The characteristics of a Safety Culture

[tweetmeme]What does an organizational culture that gives safety a priority look like?  There are several identified characteristics that go to make up a safety culture. Included in these are:

  • An informed culture*: one in which those who manage and operate the system have current knowledge about the human, technical, organisational and environmental factors that determine the safety of the system as a whole,
  • A reporting culture*: a culture in which people are willing to report errors and near misses,
  • A just culture*: a culture of ‘no blame’ where an atmosphere of trust is present and people are encouraged or even rewarded for providing essential safety-related information- but where there is also a clear line between acceptable and unacceptable behavior,
  • A flexible culture*: which can take different forms but is characterized as shifting from the conventional hierarchical mode to a flatter professional structure.
  • A learning culture*: the willingness and the competence to draw the right conclusions from its safety information system, and the will to implement major reforms when the need is indicated.

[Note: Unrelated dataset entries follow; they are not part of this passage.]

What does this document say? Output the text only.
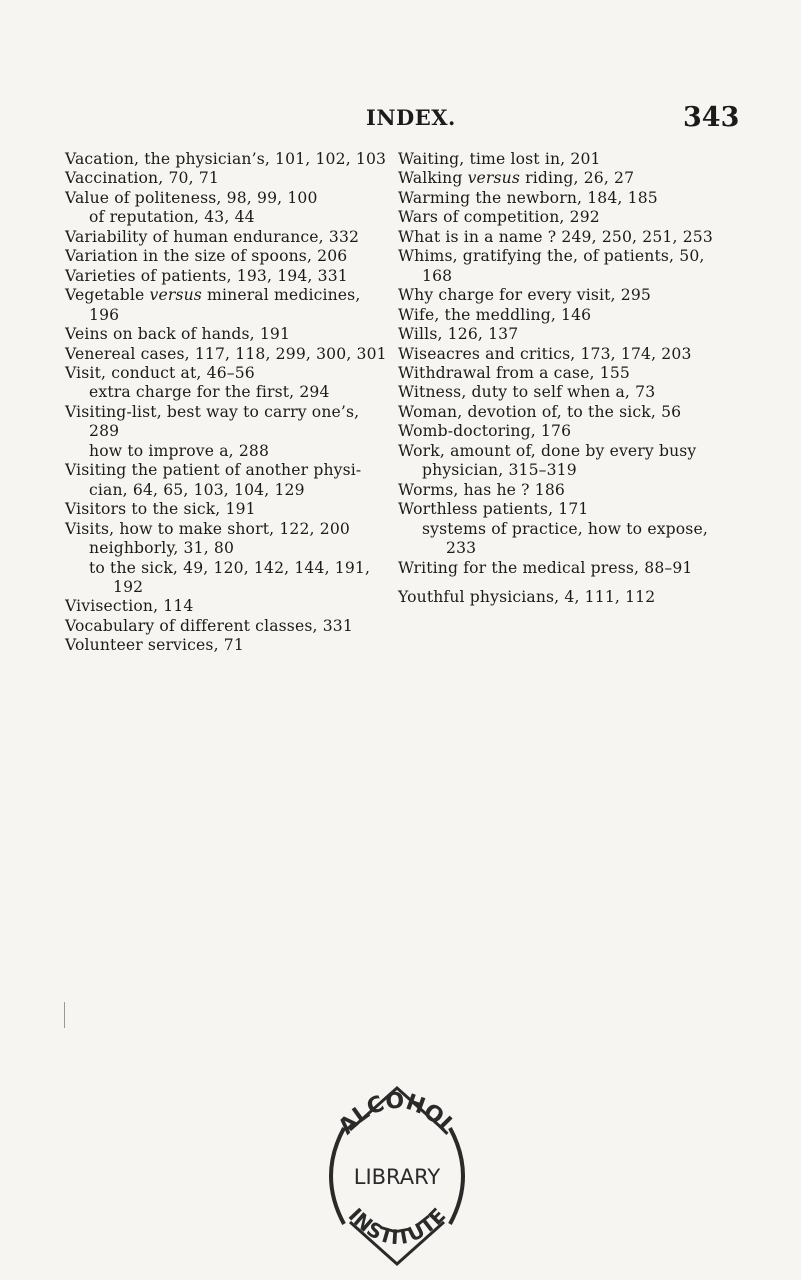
INDEX.	343

Vacation, the physician’s, 101, 102, 103

Vaccination, 70, 71

Value of politeness, 98, 99, 100

of reputation, 43, 44

Variability of human endurance, 332

Variation in the size of spoons, 206

Varieties of patients, 193, 194, 331

Vegetable versus mineral medicines, 196

Veins on back of hands, 191

Venereal cases, 117, 118, 299, 300, 301

Visit, conduct at, 46–56

extra charge for the first, 294

Visiting-list, best way to carry one’s, 289

how to improve a, 288

Visiting the patient of another physician, 64, 65, 103, 104, 129

Visitors to the sick, 191

Visits, how to make short, 122, 200

neighborly, 31, 80

to the sick, 49, 120, 142, 144, 191, 192

Vivisection, 114

Vocabulary of different classes, 331

Volunteer services, 71

Waiting, time lost in, 201

Walking versus riding, 26, 27

Warming the newborn, 184, 185

Wars of competition, 292

What is in a name ? 249, 250, 251, 253

Whims, gratifying the, of patients, 50, 168

Why charge for every visit, 295

Wife, the meddling, 146

Wills, 126, 137

Wiseacres and critics, 173, 174, 203

Withdrawal from a case, 155

Witness, duty to self when a, 73

Woman, devotion of, to the sick, 56

Womb-doctoring, 176

Work, amount of, done by every busy physician, 315–319

Worms, has he ? 186

Worthless patients, 171

systems of practice, how to expose, 233

Writing for the medical press, 88–91

Youthful physicians, 4, 111, 112

ALCOHOL
LIBRARY
INSTITUTE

*Reason, J.T. (1997) Managing the Risks of Organisational Accidents

Taken together these five characteristics help form a culture of trust and of informed collective.  Of course trust is needed, especially in the face of assaults upon the beliefs that people are trying their best,  such as accidents and near-miss incidents which all too easily look like failures of individuals.  Informed people know what is really happening, lessening the chance of mistakes.  These and other critical elements help us to identify what beliefs are associated with a safety culture and will ultimately help reduce the frequency of accidents/incidents.